Voor zover er in de tenlastelegging kennelijke taal- en/of schrijffouten voorkomen, zijn die fouten verbeterd. Verdachte is daardoor niet in de verdediging geschaad.
Wat meer of anders is ten laste gelegd dan hiervoor bewezen is verklaard, is niet bewezen.
Verdachte zal daarvan worden vrijgesproken.

4.De kwalificatie van het bewezenverklaarde

Het bewezenverklaarde levert op:
feit 1, subsidiair:
medeplichtigheid aan oplichting, meermalen gepleegd

5.De strafbaarheid van het feit

Het feit is strafbaar.

6.De strafbaarheid van de verdachte

Verdachte is strafbaar, nu geen omstandigheid is gebleken of aannemelijk is geworden die de strafbaarheid van verdachte uitsluit.

7.De overwegingen ten aanzien van straf en/of maatregel

Het standpunt van de officier van justitie
De officier van justitie heeft gevorderd dat verdachte zal worden veroordeeld tot een taakstraf van 180 uur.
Het standpunt van de verdediging
De raadsvrouw heeft bepleit dat er bij oplegging van een straf rekening mee wordt gehouden dat de oplichting voornamelijk is gepleegd door [medeverdachte] en dat verdachte daarin slechts een beperkt aandeel had.
De beoordeling door de rechtbank
De rechtbank heeft bij de bepaling van de op te leggen straf rekening gehouden met de aard en de ernst van hetgeen bewezen is verklaard en de omstandigheden waaronder dit is begaan.
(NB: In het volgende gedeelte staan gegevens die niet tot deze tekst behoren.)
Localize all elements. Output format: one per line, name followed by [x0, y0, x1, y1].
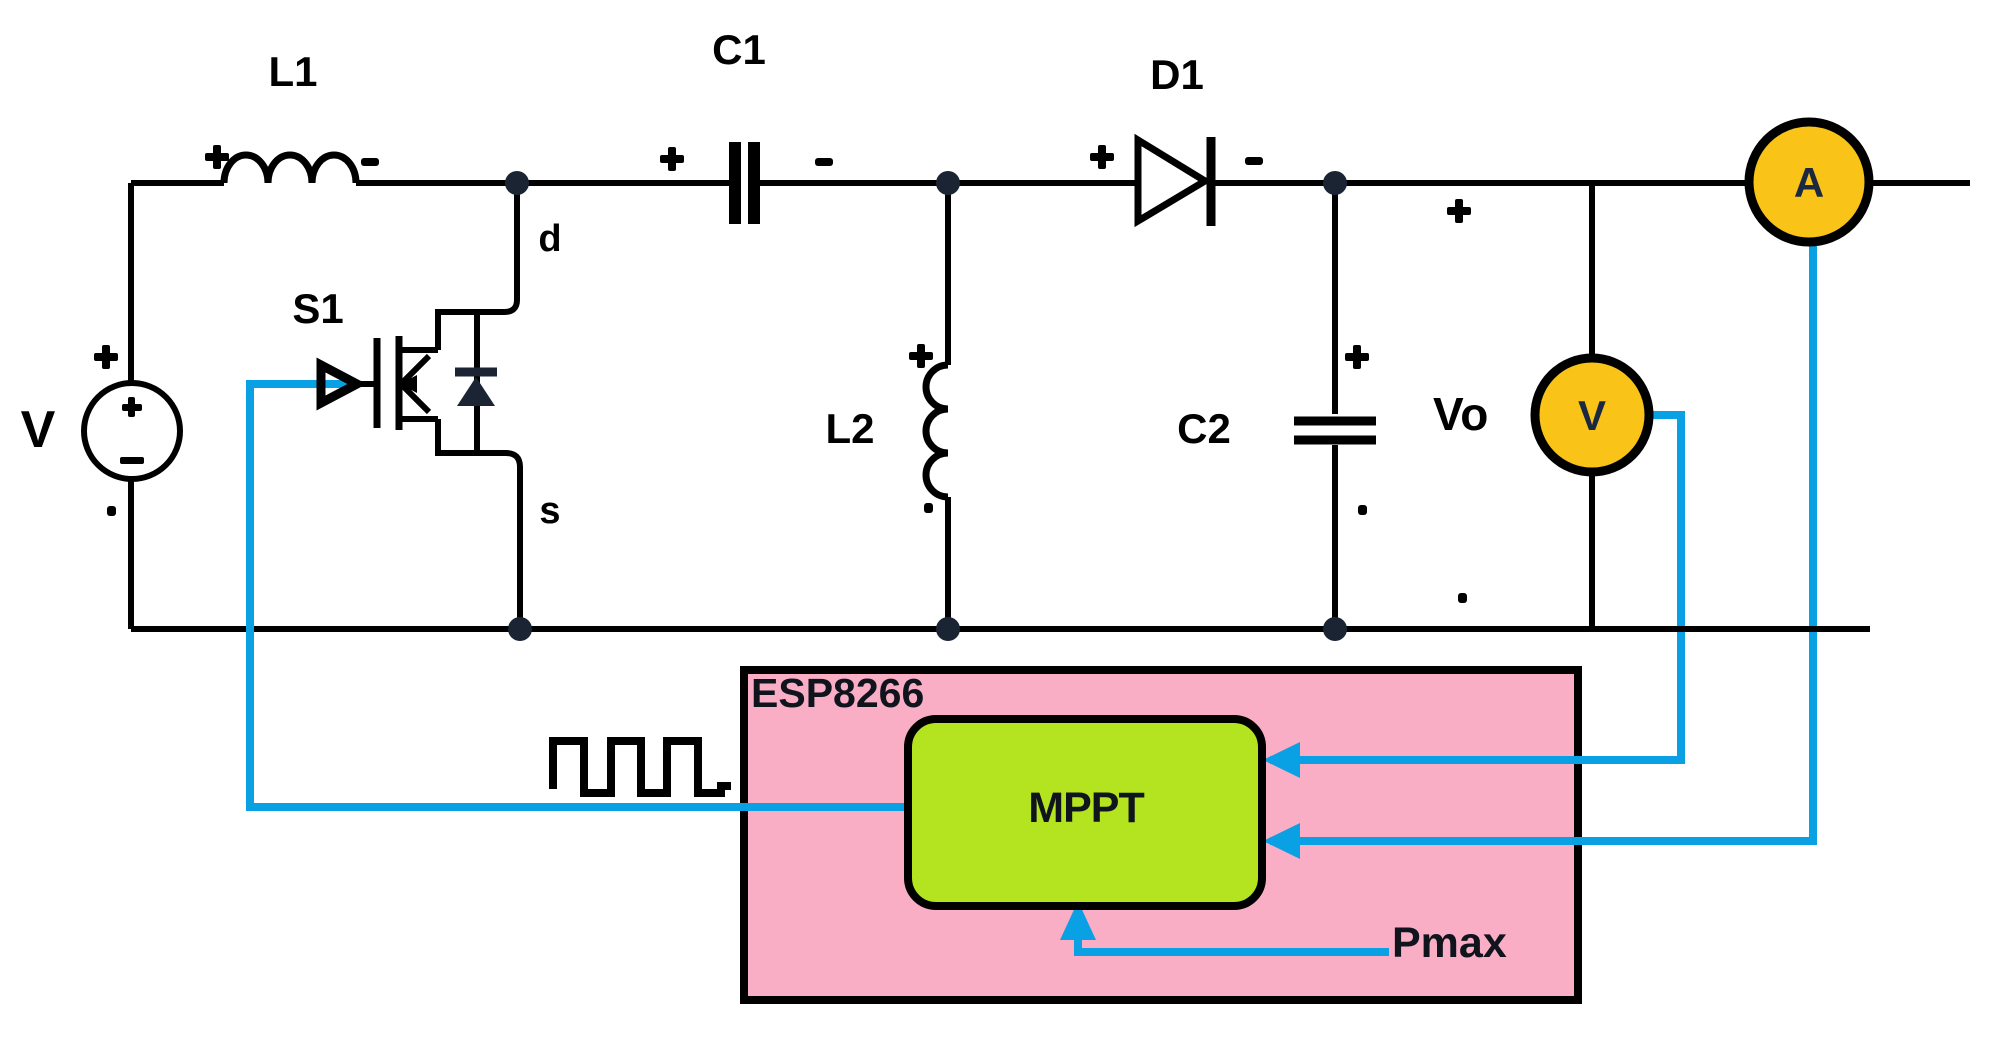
- polarity marker: minus D1 right: [1245, 157, 1263, 165]
- wire: Pmax input (blue): [1078, 910, 1389, 952]
- capacitor C1: [735, 142, 754, 224]
- inductor L1: [224, 155, 356, 183]
- MOSFET S1 source connection: [438, 419, 520, 629]
- arrowhead ammeter feedback: [1263, 823, 1300, 859]
- svg-text:D1: D1: [1150, 51, 1204, 98]
- wire: ammeter feedback (blue) to MPPT: [1270, 240, 1813, 841]
- svg-text:Pmax: Pmax: [1392, 919, 1507, 967]
- polarity marker: plus D1 left: [1090, 145, 1114, 169]
- arrowhead Pmax: [1060, 901, 1096, 940]
- ESP8266 controller box: [744, 670, 1578, 1000]
- node E (bottom, L2): [936, 617, 960, 641]
- polarity marker: dot source V bottom: [107, 506, 116, 516]
- polarity marker: dot L2 bottom: [924, 503, 933, 513]
- node D (bottom, source): [508, 617, 532, 641]
- polarity marker: plus L1 left: [205, 145, 229, 169]
- wire: gate stub (blue) into S1 gate arrow: [250, 384, 350, 388]
- MOSFET S1 symbol: [321, 336, 438, 430]
- polarity marker: minus inside source V: [120, 457, 144, 464]
- wire: top rail D1 to right end: [1211, 180, 1970, 186]
- node A (top, drain): [505, 171, 529, 195]
- svg-text:A: A: [1794, 159, 1824, 206]
- MOSFET S1 drain connection: [438, 183, 517, 350]
- svg-text:S1: S1: [292, 285, 343, 332]
- node B (top, C1-L2): [936, 171, 960, 195]
- polarity marker: minus L1 right: [361, 158, 379, 166]
- polarity marker: plus source V top: [94, 345, 118, 369]
- voltmeter V: [1535, 358, 1649, 472]
- ammeter A: [1749, 122, 1869, 242]
- MOSFET S1 body diode: [455, 312, 497, 453]
- wire: left rail lower: [128, 479, 134, 629]
- inductor L2: [926, 183, 948, 629]
- polarity marker: plus L2 top: [909, 344, 933, 368]
- svg-text:L1: L1: [268, 48, 317, 95]
- PWM square wave symbol: [553, 741, 731, 793]
- svg-text:ESP8266: ESP8266: [751, 670, 924, 716]
- MPPT block: [908, 719, 1262, 906]
- arrowhead voltmeter feedback: [1263, 742, 1300, 778]
- svg-text:V: V: [21, 401, 56, 459]
- wire: voltmeter feedback (blue) to MPPT: [1270, 415, 1681, 760]
- svg-text:Vo: Vo: [1433, 388, 1488, 440]
- node C (top, D1-C2): [1323, 171, 1347, 195]
- svg-text:V: V: [1578, 392, 1606, 439]
- wire: top rail L1 to C1: [356, 180, 729, 186]
- wire: voltmeter branch: [1589, 183, 1595, 629]
- polarity marker: dot C2 bottom: [1358, 505, 1367, 515]
- polarity marker: dot Vo bottom: [1458, 593, 1467, 603]
- wire: top rail left segment: [131, 180, 224, 186]
- polarity marker: plus C2 top: [1345, 345, 1369, 369]
- polarity marker: plus Vo top: [1447, 199, 1471, 223]
- node F (bottom, C2): [1323, 617, 1347, 641]
- capacitor C2: [1294, 183, 1376, 629]
- polarity marker: minus C1 right: [815, 158, 833, 166]
- wire: PWM gate drive (blue) from MPPT to S1 gate: [250, 380, 915, 807]
- wire: top rail C1 to D1: [760, 180, 1138, 186]
- svg-text:L2: L2: [825, 405, 874, 452]
- wire: bottom rail: [131, 626, 1870, 632]
- svg-text:MPPT: MPPT: [1028, 784, 1144, 832]
- svg-text:C1: C1: [712, 26, 766, 73]
- svg-text:s: s: [539, 490, 560, 532]
- polarity marker: plus C1 left: [660, 147, 684, 171]
- svg-text:C2: C2: [1177, 405, 1231, 452]
- svg-text:d: d: [538, 218, 561, 260]
- diode D1: [1138, 137, 1211, 226]
- voltage source V: [84, 383, 180, 479]
- wire: left rail upper: [128, 183, 134, 383]
- polarity marker: plus inside source V: [122, 397, 142, 417]
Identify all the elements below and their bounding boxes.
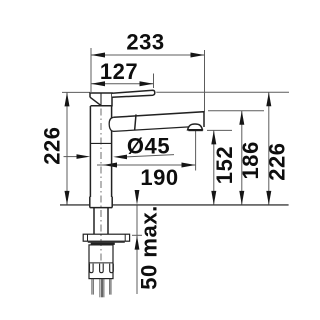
svg-text:152: 152 <box>212 146 237 184</box>
svg-text:226: 226 <box>264 142 289 180</box>
svg-text:Ø45: Ø45 <box>127 133 170 158</box>
svg-text:233: 233 <box>126 30 164 55</box>
svg-text:127: 127 <box>100 59 138 84</box>
svg-text:226: 226 <box>39 126 64 164</box>
svg-text:50 max.: 50 max. <box>136 205 161 290</box>
svg-text:186: 186 <box>238 141 263 179</box>
svg-text:190: 190 <box>140 165 178 190</box>
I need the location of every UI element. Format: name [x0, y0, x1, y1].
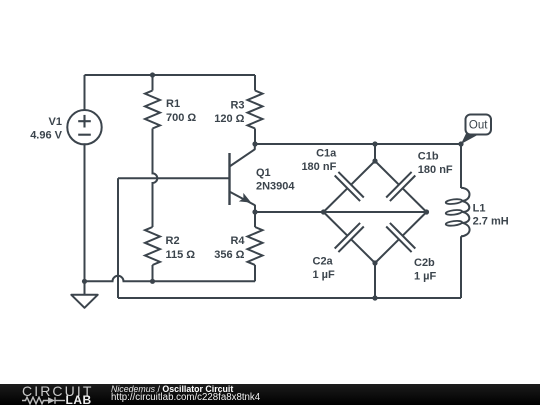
svg-text:700 Ω: 700 Ω — [166, 112, 196, 124]
node top-rail / R1 junction — [150, 72, 155, 77]
svg-text:L1: L1 — [473, 202, 486, 214]
svg-text:120 Ω: 120 Ω — [214, 113, 244, 125]
inductor L1 — [445, 144, 469, 298]
svg-text:356 Ω: 356 Ω — [214, 249, 244, 261]
transistor Q1 — [230, 144, 256, 212]
svg-text:180 nF: 180 nF — [418, 164, 453, 176]
svg-text:V1: V1 — [49, 116, 62, 128]
resistor R3 — [248, 75, 263, 144]
svg-text:C1b: C1b — [418, 150, 439, 162]
resistor R1 — [145, 75, 160, 227]
node diamond top feed — [372, 141, 377, 146]
capacitor C2b — [375, 212, 427, 263]
ground symbol — [71, 281, 97, 308]
node diamond top vertex — [372, 158, 377, 163]
svg-text:R3: R3 — [230, 100, 244, 112]
svg-text:1 µF: 1 µF — [414, 270, 437, 282]
svg-text:R1: R1 — [166, 98, 180, 110]
svg-text:C1a: C1a — [316, 147, 337, 159]
logo diode — [48, 397, 55, 404]
node ground junction — [82, 279, 87, 284]
svg-text:Q1: Q1 — [256, 167, 271, 179]
svg-text:R2: R2 — [166, 235, 180, 247]
node diamond bottom vertex — [372, 260, 377, 265]
svg-text:2.7 mH: 2.7 mH — [473, 216, 509, 228]
svg-text:115 Ω: 115 Ω — [166, 249, 196, 261]
logo resistor — [22, 397, 48, 404]
resistor R4 — [248, 212, 263, 281]
flag Out — [461, 115, 491, 145]
wire left return vertical — [117, 178, 119, 298]
voltage source V1 — [67, 75, 101, 281]
capacitor C1a — [324, 161, 376, 212]
wire diamond top link — [374, 144, 376, 161]
svg-text:R4: R4 — [230, 235, 245, 247]
capacitor C1b — [375, 161, 427, 212]
wire ground rail with hop — [85, 276, 256, 282]
node collector/R3 — [252, 141, 257, 146]
node emitter junction — [252, 209, 257, 214]
wire top rail — [85, 74, 256, 76]
wire emitter rail — [255, 211, 427, 213]
svg-text:C2a: C2a — [313, 255, 334, 267]
svg-text:1 µF: 1 µF — [313, 269, 336, 281]
wire diamond bottom link — [374, 263, 376, 298]
capacitor C2a — [324, 212, 376, 263]
wire Q1 base — [118, 177, 230, 179]
wire collector rail — [255, 143, 461, 145]
node diamond left vertex — [321, 209, 326, 214]
node diamond right vertex — [424, 209, 429, 214]
wire bottom rail — [118, 297, 461, 299]
node bottom rail / diamond — [372, 295, 377, 300]
svg-text:4.96 V: 4.96 V — [30, 129, 62, 141]
svg-text:180 nF: 180 nF — [301, 161, 336, 173]
svg-text:2N3904: 2N3904 — [256, 181, 295, 193]
resistor R2 — [145, 227, 160, 281]
svg-text:C2b: C2b — [414, 257, 435, 269]
node R2 bottom junction — [150, 279, 155, 284]
node output — [458, 141, 463, 146]
svg-text:Out: Out — [469, 120, 488, 132]
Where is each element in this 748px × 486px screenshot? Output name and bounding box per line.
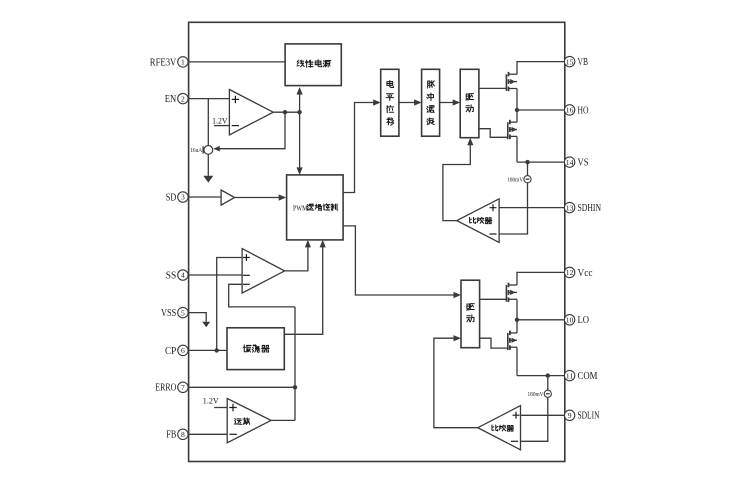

De rechtbank heeft verder rekening gehouden met de persoon en de omstandigheden van verdachte.
Verdachte is medeplichtig aan oplichting. Zij wist dat haar echtgenoot vanwege hun financiële problemen vervalste facturen uit naam van [naam 1] stuurde naar zijn werkgever het [rekeningnummer 1] en heeft ermee ingestemd dat haar bankrekeningnummer op deze facturen zou worden gezet om daarmee de kans op ontdekking van de oplichting te verkleinen. Het geld dat verdachte op deze manier op haar bankrekening ontving heeft zij samen met haar echtgenoot uitgegeven aan onder meer vakanties en etentjes. Met haar handelen heeft verdachte misbruik gemaakt van overheidsgeld. Hoewel zij de oplichting afkeurde, heeft zij niets gedaan om die te voorkomen of te stoppen, maar juist meegewerkt aan de uitvoering daarvan.
Met betrekking tot de persoon van de verdachte heeft de rechtbank acht geslagen op het uittreksel van de justitiële documentatie van verdachte. Daaruit blijkt dat zij niet eerder met justitie in aanraking is geweest. De rechtbank houdt er voorts in het voordeel van verdachte rekening mee dat zij na ontdekking van de feiten openheid van zaken heeft gegeven en spijt heeft betuigd voor haar gedrag.
De rechtbank heeft verder gelet op het rapport van de reclassering van 21 december 2021. Daarin is geconcludeerd dat verdachte een zogeheten ‘vermijdende dader’ is, hetgeen inhoudt dat zij het liefst geen delict had willen plegen, maar er uiteindelijk door omstandigheden en/of psychosociale kenmerken niet in slaagde dit te voorkomen. Volgens de reclassering besefte verdachte ten tijde van het delict dat het plegen van fraude strafbaar is, maar was zij onvoldoende assertief om dit afdoende kenbaar te maken en/of een andere uitweg uit de financiële problemen te bedenken. De reclassering constateert dat sprake is van subassertief gedrag en een negatief zelfbeeld, maar acht een forensische behandeling niet geïndiceerd, omdat verdachte een first offender is, haar problematiek (h)erkent en deze problematiek ook adequaat door GGZ behandeld kan worden. De reclassering acht de kans op recidive laag, schat in dat interventies of toezicht van de reclassering niet nodig zijn en adviseert een straf zonder oplegging van bijzondere voorwaarden.
Alles afwegende acht de rechtbank de oplegging van een taakstraf passend. De rechtbank acht een taakstraf van 100 uren passend en geboden gezien de ernst van de bewezen verklaarde feiten. De straf is lager dan de eis van de officier van justitie, omdat de rechtbank minder bewezen verklaart dan waarvan de officier van justitie is uitgegaan bij zijn strafeis. Hierbij heeft de rechtbank ook het tijdsverloop sinds het plegen van de feiten meegewogen.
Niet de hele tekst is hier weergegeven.